Truong Quoc Huy, 25, said one of his first acts on being released last month was to join the new "8406 Group" of government critics formed in April this year.
"I will continue to criticize the government on their wrong-doings," Huy said by telephone, adding that his arrest last year along with his brother and their friend only made him "more courageous."
The case, believed to be Vietnam's first arrests involving Voice over Internet Protocol (VoIP), had become a rallying cry for international free-speech groups that decry Vietnam's persecution of critics of the ruling Communist Party.
Huy said that under questioning, it became apparent that Vietnamese internal security police had been monitoring the voice chat forum PalTalk.
"Security police recorded our talk on PalTalk and checked with contacts who happened to know who I was," Huy said, adding that police knew both his PalTalk alias and his personal e-mail identity.
He added that he had never advocated violent overthrow of Vietnam's government. "I only spoke out my thoughts and opinions about corruption, the lack of human rights and free speech."

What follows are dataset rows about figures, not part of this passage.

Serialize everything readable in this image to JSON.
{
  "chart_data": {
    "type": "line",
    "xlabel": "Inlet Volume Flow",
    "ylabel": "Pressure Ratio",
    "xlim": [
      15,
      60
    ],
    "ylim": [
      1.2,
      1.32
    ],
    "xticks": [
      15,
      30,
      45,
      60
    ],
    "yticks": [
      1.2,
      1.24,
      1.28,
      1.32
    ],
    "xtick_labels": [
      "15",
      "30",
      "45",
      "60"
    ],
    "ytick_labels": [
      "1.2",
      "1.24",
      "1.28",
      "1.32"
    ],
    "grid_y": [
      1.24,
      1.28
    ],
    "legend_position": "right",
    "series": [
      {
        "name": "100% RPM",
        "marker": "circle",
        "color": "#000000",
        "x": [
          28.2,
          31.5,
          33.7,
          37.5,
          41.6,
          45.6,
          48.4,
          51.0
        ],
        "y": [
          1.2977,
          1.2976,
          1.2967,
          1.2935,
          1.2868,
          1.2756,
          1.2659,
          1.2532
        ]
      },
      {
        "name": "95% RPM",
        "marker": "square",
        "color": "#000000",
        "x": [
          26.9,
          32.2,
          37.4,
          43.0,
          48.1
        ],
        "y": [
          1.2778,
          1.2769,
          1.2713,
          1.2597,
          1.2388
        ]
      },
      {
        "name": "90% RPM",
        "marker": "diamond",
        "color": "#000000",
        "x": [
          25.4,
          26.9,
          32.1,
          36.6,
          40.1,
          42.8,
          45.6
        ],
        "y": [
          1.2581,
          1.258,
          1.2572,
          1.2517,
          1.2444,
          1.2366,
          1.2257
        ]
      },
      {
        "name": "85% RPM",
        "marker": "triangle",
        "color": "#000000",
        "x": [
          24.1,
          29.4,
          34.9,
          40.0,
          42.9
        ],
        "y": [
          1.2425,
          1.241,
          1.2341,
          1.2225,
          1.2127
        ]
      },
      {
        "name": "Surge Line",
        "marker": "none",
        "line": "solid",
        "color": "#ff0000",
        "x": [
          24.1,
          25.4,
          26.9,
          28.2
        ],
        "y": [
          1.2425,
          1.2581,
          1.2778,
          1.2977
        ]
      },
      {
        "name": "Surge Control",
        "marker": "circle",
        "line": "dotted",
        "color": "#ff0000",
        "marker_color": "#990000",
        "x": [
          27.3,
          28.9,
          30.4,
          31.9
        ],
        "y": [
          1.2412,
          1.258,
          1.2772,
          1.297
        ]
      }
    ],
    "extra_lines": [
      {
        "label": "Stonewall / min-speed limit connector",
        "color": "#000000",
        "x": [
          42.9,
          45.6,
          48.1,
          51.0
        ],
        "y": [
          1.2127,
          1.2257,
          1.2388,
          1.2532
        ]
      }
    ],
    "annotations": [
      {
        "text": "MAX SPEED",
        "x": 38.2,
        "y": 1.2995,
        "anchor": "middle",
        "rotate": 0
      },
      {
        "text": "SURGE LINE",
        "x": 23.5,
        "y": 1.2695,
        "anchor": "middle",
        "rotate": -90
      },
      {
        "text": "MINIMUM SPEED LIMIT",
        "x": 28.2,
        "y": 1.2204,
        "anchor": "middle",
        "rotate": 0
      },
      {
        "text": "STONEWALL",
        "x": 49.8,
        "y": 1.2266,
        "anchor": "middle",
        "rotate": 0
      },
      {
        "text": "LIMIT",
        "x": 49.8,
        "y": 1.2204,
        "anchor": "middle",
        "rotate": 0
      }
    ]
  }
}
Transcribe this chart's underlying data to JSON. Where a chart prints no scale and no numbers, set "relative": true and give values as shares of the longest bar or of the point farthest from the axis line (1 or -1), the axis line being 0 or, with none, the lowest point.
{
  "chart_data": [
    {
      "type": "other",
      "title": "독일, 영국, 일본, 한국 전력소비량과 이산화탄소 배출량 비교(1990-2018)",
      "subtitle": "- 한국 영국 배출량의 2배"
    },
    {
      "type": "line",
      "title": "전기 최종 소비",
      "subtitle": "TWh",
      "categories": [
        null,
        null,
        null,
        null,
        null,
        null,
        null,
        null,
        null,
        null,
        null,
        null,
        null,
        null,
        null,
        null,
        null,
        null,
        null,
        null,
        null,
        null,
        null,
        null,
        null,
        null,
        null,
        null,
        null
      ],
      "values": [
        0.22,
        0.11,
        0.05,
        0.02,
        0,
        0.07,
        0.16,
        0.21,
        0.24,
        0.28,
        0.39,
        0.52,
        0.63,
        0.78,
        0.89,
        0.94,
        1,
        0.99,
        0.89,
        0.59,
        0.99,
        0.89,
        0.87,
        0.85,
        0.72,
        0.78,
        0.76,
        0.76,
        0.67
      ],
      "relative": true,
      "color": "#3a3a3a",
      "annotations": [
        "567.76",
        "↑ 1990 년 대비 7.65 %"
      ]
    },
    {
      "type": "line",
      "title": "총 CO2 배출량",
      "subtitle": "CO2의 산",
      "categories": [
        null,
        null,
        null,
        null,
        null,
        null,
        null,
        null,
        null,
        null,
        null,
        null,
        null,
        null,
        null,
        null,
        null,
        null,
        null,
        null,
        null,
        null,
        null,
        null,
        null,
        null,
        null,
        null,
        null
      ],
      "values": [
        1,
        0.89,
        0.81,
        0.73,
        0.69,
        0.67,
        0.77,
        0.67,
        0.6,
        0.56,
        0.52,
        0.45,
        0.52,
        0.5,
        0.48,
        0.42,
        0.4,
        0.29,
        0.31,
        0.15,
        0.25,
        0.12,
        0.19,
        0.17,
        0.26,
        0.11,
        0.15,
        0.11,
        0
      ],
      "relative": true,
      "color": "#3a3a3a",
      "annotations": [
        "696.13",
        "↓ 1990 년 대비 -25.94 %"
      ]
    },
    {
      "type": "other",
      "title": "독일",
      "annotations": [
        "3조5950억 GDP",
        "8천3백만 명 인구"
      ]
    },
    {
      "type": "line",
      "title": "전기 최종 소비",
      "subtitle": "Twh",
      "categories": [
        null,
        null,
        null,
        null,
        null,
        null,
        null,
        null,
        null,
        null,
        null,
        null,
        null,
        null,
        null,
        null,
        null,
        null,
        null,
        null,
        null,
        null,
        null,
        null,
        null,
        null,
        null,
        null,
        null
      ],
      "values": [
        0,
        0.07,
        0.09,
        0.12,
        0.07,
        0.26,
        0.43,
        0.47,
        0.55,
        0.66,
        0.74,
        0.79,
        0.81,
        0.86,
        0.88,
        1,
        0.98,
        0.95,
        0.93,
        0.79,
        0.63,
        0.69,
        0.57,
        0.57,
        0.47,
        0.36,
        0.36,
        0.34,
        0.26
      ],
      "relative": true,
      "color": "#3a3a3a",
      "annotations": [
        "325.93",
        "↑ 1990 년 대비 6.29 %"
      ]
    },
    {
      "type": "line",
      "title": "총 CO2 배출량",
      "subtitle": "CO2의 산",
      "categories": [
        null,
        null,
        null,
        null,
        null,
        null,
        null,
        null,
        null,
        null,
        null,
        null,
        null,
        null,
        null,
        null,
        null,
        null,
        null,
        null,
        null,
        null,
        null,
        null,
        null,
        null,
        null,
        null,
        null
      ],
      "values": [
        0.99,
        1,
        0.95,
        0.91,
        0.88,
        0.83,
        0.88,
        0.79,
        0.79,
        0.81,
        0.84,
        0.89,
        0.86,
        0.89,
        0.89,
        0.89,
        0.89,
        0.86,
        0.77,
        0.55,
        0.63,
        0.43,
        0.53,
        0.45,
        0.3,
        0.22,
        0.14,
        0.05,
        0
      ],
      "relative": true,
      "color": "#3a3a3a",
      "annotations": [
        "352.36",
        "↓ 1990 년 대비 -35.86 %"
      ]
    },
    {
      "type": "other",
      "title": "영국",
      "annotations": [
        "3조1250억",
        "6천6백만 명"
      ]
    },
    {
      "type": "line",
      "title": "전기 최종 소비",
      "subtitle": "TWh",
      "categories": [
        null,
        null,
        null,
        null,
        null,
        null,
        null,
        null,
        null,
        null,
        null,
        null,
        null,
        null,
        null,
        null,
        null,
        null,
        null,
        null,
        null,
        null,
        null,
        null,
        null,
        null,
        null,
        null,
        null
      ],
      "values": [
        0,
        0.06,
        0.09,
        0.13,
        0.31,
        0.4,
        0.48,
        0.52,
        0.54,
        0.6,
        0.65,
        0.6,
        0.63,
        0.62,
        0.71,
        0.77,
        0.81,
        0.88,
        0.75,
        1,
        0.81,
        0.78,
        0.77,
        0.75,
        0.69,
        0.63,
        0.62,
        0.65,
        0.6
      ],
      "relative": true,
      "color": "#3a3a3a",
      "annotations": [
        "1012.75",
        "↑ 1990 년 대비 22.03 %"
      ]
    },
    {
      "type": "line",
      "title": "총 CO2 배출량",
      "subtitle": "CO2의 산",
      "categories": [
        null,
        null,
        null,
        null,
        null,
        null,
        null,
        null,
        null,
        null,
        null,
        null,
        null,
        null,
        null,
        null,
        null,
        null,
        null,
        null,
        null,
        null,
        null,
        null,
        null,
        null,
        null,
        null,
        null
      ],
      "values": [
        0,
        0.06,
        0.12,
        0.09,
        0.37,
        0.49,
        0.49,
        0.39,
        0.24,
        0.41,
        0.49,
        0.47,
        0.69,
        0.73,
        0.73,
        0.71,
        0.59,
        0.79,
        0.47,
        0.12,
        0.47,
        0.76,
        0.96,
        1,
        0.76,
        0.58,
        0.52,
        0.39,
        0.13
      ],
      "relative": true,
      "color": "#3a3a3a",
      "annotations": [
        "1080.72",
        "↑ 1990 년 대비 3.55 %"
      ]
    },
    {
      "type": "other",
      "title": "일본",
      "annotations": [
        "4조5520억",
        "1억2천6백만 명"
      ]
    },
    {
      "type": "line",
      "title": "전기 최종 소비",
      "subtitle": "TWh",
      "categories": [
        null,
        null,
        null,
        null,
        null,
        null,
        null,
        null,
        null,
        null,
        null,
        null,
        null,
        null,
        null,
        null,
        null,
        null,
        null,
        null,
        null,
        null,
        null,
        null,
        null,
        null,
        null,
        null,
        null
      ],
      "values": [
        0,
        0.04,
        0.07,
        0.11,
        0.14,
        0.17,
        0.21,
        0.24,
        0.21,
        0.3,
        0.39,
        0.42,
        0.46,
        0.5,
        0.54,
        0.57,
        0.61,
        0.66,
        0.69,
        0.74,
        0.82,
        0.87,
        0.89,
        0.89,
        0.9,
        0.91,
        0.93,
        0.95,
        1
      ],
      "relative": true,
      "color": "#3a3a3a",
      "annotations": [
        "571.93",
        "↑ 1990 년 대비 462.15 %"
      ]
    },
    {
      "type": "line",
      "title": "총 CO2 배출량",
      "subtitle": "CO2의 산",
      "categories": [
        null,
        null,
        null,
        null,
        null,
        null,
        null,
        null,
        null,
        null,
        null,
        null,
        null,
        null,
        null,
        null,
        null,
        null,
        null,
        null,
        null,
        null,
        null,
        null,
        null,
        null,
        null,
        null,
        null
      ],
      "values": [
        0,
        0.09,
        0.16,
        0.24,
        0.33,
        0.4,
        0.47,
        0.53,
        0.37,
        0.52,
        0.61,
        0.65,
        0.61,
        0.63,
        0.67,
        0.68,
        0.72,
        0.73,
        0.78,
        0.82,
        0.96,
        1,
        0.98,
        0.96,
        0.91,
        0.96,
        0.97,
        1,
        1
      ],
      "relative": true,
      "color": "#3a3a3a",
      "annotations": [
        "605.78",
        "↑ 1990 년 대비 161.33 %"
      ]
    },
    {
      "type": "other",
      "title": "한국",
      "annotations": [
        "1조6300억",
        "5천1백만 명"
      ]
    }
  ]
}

Vietnam's government had never acknowledged it was detaining Huy, his brother Truong Quoc Tuan, 28, and Tuan's fiancée Pham Anh Dao, a legal US resident also known as Lisa Pham.
Nor would a government spokesman immediately confirm their release, which Huy said was on July 7.
The three were seized in an October 19, 2005 in a police raid on the home of the Truong brothers, according to Reporters Without Borders, an international free-speech advocacy group.
They were held pending investigation of charges of plotting to overthrow Vietnam's government, but released before being brought to trial. Vietnam can hold suspects for up to 16 months in jail before any formal indictments.
Huy said the three were isolated from other prisoners and questioned about their speeches on PalTalk, an internet voice-chat service that has a forum on democracy run by Vietnamese exiles living in Canada.
After their release, Huy said, officials from the US Consulate in Ho Chi Minh City helped Lisa Pham return to the US. Officials at the consulate would not confirm or deny the report.
Deutsche Presse Agentur - August 16, 2006.